El peronismo de Chubut ha decidido que, si no puede gobernar, al menos puede morder. En una andanada de declaraciones que exudan el resentimiento de quien mira el poder desde la banquina, el histórico dirigente peronista Touriñán desnudó la fragilidad de un Partido Justicialista local sin brújula, sin líderes y sin épica. Pero el verdadero veneno de su dardo no fue hacia adentro, sino hacia el sillón de Fontana 50. Al calificar al gobernador Ignacio Torres como un mero “chofer de la ambulancia” dedicado a juntar los restos del naufragio radical, la oposición intenta demoler el mito del “armador estratégico” y reducir al mandatario a un recolector de deshechos políticos ajenos.

De la leyenda de Das Neves al PRO “funcional”

La comparación histórica suele ser el peor enemigo de la coyuntura. Al cortarle el chorro a cualquier intento de equiparar a Torres con el peso específico del fallecido Mario Das Neves, el peronismo busca desnudar lo que considera una imitación barata de gestos de gestión. El diagnóstico es provocador y busca herir el orgullo del gobernador: Torres no es un líder provincial autónomo; es un cuadro del PRO entrampado en la feroz interna nacional de Mauricio Macri y Patricia Bullrich. Para la mirada del PJ, la rebeldía de Torres frente a la Casa Rosada es solo cotillón para los medios locales, ya que en los papeles y en el Congreso no ha dejado de levantarle la mano y votar a favor de cada una de las iniciativas de Javier Milei. No es un libertario de cepa, pero actúa como su mejor empleado del mes.

La mutual de los bloques rotos y el desierto de candidatos

El ataque a Torres, sin embargo, se vuelve bumerán cuando se analiza el espejo retrovisor del justicialismo. La autocrítica es demoledora: el PJ de Chubut hoy no es un partido, es un archipiélago de sellos de goma donde ni siquiera hay un bloque unificado que contenga a la militancia. La nostalgia por figuras de peso como “Kuky” Mac Karthy o Marcelo Guinea expone la orfandad de una fuerza que va a las elecciones balbuceando eslóganes vacíos que ya no convencen a nadie. La advertencia sobre los armados electorales que pretenden mezclar al PJ con el PRO y la UCR es una trompada al pragmatismo de supervivencia: tirar la carne a la parrilla antes de tiempo solo va a terminar quemando el asado. De cara al 2027, el peronismo chubutense confiesa su mayor vergüenza: hoy no tienen un solo nombre propio que sea capaz de ponerse la camiseta de candidato.

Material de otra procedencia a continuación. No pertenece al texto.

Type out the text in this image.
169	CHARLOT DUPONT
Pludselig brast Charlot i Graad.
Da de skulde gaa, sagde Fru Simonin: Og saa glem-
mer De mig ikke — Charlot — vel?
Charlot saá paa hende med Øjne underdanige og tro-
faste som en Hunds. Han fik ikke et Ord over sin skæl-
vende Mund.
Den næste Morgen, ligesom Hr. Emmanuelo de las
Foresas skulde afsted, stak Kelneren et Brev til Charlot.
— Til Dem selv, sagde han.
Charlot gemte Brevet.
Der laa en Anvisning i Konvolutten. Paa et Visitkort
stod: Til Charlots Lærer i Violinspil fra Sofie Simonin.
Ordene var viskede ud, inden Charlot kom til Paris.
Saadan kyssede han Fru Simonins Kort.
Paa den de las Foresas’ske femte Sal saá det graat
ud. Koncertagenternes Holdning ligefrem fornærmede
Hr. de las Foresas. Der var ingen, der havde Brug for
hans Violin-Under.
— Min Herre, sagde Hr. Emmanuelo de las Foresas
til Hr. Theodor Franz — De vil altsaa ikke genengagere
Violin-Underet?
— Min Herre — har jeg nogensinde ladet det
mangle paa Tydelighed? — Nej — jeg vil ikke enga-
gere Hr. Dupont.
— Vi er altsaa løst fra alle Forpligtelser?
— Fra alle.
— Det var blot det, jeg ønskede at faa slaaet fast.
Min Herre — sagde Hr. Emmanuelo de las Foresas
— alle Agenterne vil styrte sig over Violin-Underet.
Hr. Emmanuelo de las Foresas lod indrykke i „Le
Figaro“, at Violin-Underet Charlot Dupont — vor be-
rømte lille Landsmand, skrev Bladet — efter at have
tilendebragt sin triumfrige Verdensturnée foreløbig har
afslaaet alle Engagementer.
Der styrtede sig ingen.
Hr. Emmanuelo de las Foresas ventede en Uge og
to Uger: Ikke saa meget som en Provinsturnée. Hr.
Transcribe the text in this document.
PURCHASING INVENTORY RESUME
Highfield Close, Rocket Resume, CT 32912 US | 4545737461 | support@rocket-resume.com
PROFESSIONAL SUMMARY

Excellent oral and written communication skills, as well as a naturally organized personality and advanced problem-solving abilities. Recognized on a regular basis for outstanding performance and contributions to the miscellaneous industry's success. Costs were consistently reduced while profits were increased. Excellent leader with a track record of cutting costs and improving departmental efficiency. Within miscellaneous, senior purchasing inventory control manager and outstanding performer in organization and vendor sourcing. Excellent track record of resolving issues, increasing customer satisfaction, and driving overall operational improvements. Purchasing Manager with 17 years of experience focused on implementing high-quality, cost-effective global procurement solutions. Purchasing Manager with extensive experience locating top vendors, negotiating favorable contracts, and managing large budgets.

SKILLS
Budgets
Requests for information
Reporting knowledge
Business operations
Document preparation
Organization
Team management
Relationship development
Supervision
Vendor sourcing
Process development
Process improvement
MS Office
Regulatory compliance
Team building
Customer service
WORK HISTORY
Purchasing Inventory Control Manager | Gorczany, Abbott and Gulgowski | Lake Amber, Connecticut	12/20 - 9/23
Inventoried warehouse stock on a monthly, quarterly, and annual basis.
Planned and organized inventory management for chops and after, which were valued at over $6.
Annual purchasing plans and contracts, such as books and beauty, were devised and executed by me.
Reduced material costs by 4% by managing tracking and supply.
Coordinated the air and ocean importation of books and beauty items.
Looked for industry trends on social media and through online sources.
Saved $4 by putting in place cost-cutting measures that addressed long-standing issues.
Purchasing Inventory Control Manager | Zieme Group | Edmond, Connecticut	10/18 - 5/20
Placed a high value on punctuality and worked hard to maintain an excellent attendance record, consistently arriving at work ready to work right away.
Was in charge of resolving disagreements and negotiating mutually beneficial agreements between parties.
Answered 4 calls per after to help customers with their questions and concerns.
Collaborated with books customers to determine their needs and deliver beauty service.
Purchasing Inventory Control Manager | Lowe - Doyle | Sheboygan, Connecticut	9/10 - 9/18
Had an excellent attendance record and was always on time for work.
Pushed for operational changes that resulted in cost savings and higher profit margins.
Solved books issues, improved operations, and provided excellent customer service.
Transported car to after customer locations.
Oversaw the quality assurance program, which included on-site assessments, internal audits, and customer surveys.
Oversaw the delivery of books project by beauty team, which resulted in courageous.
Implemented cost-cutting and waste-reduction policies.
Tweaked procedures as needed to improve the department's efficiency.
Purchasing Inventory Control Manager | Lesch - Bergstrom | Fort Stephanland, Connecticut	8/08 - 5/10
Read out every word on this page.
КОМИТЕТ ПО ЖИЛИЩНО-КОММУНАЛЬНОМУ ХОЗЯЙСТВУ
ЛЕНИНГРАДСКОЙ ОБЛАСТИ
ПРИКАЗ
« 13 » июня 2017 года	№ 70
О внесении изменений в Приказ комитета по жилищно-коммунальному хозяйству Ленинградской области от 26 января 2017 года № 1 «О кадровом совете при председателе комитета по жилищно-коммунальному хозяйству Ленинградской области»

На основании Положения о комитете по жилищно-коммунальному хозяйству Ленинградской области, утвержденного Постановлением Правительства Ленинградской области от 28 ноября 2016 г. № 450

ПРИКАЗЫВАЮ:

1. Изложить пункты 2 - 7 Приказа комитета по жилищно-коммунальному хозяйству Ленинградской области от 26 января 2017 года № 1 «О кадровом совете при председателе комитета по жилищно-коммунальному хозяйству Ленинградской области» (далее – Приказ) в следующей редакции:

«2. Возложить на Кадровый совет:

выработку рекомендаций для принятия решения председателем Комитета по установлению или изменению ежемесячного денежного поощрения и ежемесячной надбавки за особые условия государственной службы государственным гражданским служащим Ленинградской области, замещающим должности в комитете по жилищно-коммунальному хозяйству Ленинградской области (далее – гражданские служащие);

Comodoro Rivadavia y la simbiosis del látigo y la billetera

El cierre del análisis se mete en el barro de la principal caja política de la provincia. Mientras la gestión municipal de Comodoro Rivadavia hace equilibrio en la cornisa por el abandono total de la obra pública y el torniquete de fondos ejecutado por la motosierra de Milei, la relación entre el intendente local y el gobernador Torres fue bautizada con el peor de los diagnósticos: un vínculo masoquista. Esa simbiosis donde el municipio sufre el ajuste pero sigue prendido al respirador de la provincia expone la hipocresía de la supervivencia. El peronismo confía en que el peso electoral de Comodoro no se perderá, pero sabe perfectamente que están atrapados en un juego donde el gobernador maneja la ambulancia y el PJ solo viaja en la camilla de los heridos.